Hey guys I'm new to the hobby/obsession of straights. I have a Norton 4k/8k and a strop and have made a few blades shave able but not great. I had a blade that was shaveable and worked it with the 8k some more and it is dull as a spoon. This happened to other blades that were sharp but not shave sharp. While looking and feeling the edge it seems I unevenly honed and therefore made more of a right triangle angle rather than an isosceles triangle angle. How do I remedy this? Start with low grit and reset bevel or hone just the other side? Or some other trick?

Help!

Nick
 
The angle is determined by the spine. The spine and edge are always on the hone. You may have to roll the edge as some edges wont sit flat on the hone. I would mark the bevel with a black magic marker and take 5 laps on your hone and see how much black is remaining.This will tell you where the hone is making contact and where its not.
 
The angle is determined by the spine. The spine and edge are always on the hone. You may have to roll the edge as some edges wont sit flat on the hone. I would mark the bevel with a black magic marker and take 5 laps on your hone and see how much black is remaining.This will tell you where the hone is making contact and where its not.

Any other ideas what could have happened? This has never happened to me before BUT I wasn't sitting at my normal honing spot so I wonder if changing position made me out uneven pressure?

Thanks
 

Steve56

Ask me about shaving naked!
Hard to say without more information, but I'd try changing the stroke. If you're using straight strokes, try ellipses. Usually I find myself using lighter pressure with ellipses but YMMV. Too much pressure can flex and distort the edge, so maybe lighten up a bit.

Make sure the razor is flat on the stone and you're not rocking the edge at the end of the stroke, same for for stropping.

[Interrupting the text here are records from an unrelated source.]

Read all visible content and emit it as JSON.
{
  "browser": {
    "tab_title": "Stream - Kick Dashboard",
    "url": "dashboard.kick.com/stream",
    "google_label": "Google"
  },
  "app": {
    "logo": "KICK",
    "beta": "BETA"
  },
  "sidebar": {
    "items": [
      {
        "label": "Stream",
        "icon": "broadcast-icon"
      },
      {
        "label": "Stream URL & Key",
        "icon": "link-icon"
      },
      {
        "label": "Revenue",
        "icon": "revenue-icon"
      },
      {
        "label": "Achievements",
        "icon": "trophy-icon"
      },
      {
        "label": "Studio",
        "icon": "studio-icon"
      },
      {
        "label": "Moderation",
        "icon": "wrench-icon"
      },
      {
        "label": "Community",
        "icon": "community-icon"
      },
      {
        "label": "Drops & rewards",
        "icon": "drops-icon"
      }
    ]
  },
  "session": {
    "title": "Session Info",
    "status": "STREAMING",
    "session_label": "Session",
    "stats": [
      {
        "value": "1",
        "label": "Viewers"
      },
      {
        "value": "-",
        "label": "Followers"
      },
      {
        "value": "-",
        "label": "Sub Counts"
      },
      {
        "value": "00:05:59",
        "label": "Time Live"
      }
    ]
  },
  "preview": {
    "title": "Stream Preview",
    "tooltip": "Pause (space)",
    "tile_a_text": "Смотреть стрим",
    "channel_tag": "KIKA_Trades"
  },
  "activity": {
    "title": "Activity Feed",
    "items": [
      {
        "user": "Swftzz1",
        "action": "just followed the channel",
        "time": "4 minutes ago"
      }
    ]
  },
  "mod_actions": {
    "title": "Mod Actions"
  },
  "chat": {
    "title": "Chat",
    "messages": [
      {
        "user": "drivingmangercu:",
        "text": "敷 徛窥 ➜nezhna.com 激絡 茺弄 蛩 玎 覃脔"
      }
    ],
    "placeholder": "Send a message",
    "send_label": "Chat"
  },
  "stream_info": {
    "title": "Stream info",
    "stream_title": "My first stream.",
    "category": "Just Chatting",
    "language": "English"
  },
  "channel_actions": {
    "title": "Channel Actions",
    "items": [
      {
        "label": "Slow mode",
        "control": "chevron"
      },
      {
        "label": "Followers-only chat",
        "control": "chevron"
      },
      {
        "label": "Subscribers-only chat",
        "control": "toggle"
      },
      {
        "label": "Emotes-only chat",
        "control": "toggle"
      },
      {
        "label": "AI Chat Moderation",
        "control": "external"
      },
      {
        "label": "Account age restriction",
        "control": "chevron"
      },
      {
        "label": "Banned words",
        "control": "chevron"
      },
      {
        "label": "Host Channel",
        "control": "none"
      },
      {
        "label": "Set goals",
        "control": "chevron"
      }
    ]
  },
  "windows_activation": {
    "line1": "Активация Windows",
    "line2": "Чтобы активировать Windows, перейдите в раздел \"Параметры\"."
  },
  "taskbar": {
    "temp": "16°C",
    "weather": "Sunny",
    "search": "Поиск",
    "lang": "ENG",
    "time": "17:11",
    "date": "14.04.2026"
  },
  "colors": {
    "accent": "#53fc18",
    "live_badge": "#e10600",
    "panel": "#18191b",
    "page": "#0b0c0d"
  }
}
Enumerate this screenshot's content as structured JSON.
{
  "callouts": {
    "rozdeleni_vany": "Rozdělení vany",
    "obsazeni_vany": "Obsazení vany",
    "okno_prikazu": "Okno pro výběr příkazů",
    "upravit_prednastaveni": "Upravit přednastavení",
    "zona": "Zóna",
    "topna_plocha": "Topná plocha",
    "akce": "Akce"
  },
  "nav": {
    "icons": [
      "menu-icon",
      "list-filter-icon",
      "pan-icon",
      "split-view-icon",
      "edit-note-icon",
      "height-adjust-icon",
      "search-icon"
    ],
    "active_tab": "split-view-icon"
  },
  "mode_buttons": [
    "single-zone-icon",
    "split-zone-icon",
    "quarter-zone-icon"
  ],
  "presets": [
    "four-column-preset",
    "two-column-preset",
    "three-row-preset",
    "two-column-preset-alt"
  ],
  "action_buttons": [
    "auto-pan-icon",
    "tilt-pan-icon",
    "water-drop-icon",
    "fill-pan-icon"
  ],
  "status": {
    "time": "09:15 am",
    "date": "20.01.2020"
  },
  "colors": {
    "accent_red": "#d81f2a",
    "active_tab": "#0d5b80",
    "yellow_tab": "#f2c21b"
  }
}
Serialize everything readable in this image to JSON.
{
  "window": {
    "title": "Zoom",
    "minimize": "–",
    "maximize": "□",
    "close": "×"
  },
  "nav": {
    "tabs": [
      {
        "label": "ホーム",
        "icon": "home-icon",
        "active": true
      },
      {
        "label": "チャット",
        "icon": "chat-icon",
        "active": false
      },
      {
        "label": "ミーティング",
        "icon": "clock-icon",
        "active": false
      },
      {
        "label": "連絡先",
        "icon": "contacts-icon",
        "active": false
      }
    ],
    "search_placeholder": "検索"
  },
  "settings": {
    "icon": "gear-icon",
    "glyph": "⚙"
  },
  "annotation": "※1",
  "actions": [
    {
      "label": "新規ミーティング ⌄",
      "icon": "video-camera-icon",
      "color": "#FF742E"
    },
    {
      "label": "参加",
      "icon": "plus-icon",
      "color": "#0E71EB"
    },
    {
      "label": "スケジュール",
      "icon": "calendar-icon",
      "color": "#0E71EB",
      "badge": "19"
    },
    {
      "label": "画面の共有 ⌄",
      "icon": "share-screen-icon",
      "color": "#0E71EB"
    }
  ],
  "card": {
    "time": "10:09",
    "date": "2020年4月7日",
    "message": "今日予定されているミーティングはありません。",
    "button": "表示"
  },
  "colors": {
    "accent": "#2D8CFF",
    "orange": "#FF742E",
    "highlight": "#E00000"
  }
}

The edge of a razor is very delicate and it takes surprisingly little to affect it. Coming from knife sharpening, I marveled that razor honers used hones FAR more coarse than I did. If you want to remove material from a knife, you can push harder on the stone, but if you do that with a razor the edge will distort. So you have to use a coarser stone with light pressure to remove material or be extremely patient.

If you're not using a magnifying glass, get one and use it before and after every honing step. Look at the edge under a bare bulb rotating the blade so that light will glint off any blemish on the actual cutting edge, not up on the side of the bevel, though you need to look at the bevel to be sure the last hone marks are uniform along the entire bevel.

Nothing wrong with going back to 4k, it should be a great bevel refresher. Just keep the pressure light.

Cheers, Steve
 
Killing the edge on an 8k is easy if the stone wasn't lapped flat or you used too much pressure.